Around March, ‘shamrock’ plants are sold in grocery stores, discount stores and floral shops as a decoration for St. Patrick’s Day. These plants, unrelated to clovers, are actually a type of Oxalis, (also known as wood sorrels). The clover shaped leaves come in shades of green, red, or purple, and can fold up at night or on overcast days. The five-petaled flowers, borne on long stalks, can be white, yellow, pink or red.
When selecting oxalis plants for a seasonal decoration, choose those with lush, healthy foliage and lots of new flower buds. All Oxalis species need cool conditions, especially when in bloom, and bright light to thrive indoors. A bright sunny window where the temperature is no greater than 75ºF during the day and 15-25 degrees cooler at night is a good location. Keep the soil barely moist, but not wet. Most types can tolerate slight drying between watering. Fertilize monthly when plants are actively growing. Oxalis have few pests, but aphids or whiteflies may occasionally be a problem.
The plants will start to decline after a few months, usually during the summer. Instead of throwing the pot out, allow the plants to go dormant. When the leaves start to die back, stop watering and allow the leaves to dry out and turn brown. Remove the dead leaves and place the container in a cool, dark spot for 2-3 months (except the purple-leaf types, which only require about a month’s dormancy).

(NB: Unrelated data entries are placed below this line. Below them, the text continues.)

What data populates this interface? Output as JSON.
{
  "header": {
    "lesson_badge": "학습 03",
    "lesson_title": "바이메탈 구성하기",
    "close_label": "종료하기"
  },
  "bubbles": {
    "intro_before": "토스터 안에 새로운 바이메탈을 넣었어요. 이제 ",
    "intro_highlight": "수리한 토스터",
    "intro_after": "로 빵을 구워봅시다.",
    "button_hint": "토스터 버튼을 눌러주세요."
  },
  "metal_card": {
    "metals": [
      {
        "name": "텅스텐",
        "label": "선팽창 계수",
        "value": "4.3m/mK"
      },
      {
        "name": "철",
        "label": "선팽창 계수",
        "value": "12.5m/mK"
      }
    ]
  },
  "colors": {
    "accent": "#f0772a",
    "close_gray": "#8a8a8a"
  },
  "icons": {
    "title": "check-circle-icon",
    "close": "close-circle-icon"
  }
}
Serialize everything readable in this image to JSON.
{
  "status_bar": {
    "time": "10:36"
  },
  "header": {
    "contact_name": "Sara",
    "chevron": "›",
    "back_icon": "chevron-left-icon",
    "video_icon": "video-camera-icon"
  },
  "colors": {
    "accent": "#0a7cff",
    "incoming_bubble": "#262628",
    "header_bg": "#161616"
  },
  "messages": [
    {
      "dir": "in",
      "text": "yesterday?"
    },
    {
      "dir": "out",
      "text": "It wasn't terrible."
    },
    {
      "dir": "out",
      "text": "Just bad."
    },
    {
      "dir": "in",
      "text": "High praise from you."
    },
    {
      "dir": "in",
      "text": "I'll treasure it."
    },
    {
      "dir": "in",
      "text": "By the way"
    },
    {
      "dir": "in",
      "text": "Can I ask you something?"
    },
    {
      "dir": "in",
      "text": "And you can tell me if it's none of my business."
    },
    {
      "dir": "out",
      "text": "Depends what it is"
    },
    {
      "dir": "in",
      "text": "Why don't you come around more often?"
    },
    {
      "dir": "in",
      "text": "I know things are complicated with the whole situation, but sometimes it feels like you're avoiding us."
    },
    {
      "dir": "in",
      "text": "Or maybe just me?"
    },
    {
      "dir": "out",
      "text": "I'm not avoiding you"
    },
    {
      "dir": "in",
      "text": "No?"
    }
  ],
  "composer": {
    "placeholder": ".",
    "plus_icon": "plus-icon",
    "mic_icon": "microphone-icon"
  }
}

After this enforced rest period, move the container back to the bright window and begin watering again and fertilize or repot before returning the bulbs to the sunny window. Place them just under the soil surface in a well-drained soilless medium. New growth should begin to emerge soon thereafter. Oxalis are easy to propagate when dormant by dividing the many small bulbs. The bulbs separate easily and can be potted up in small groups.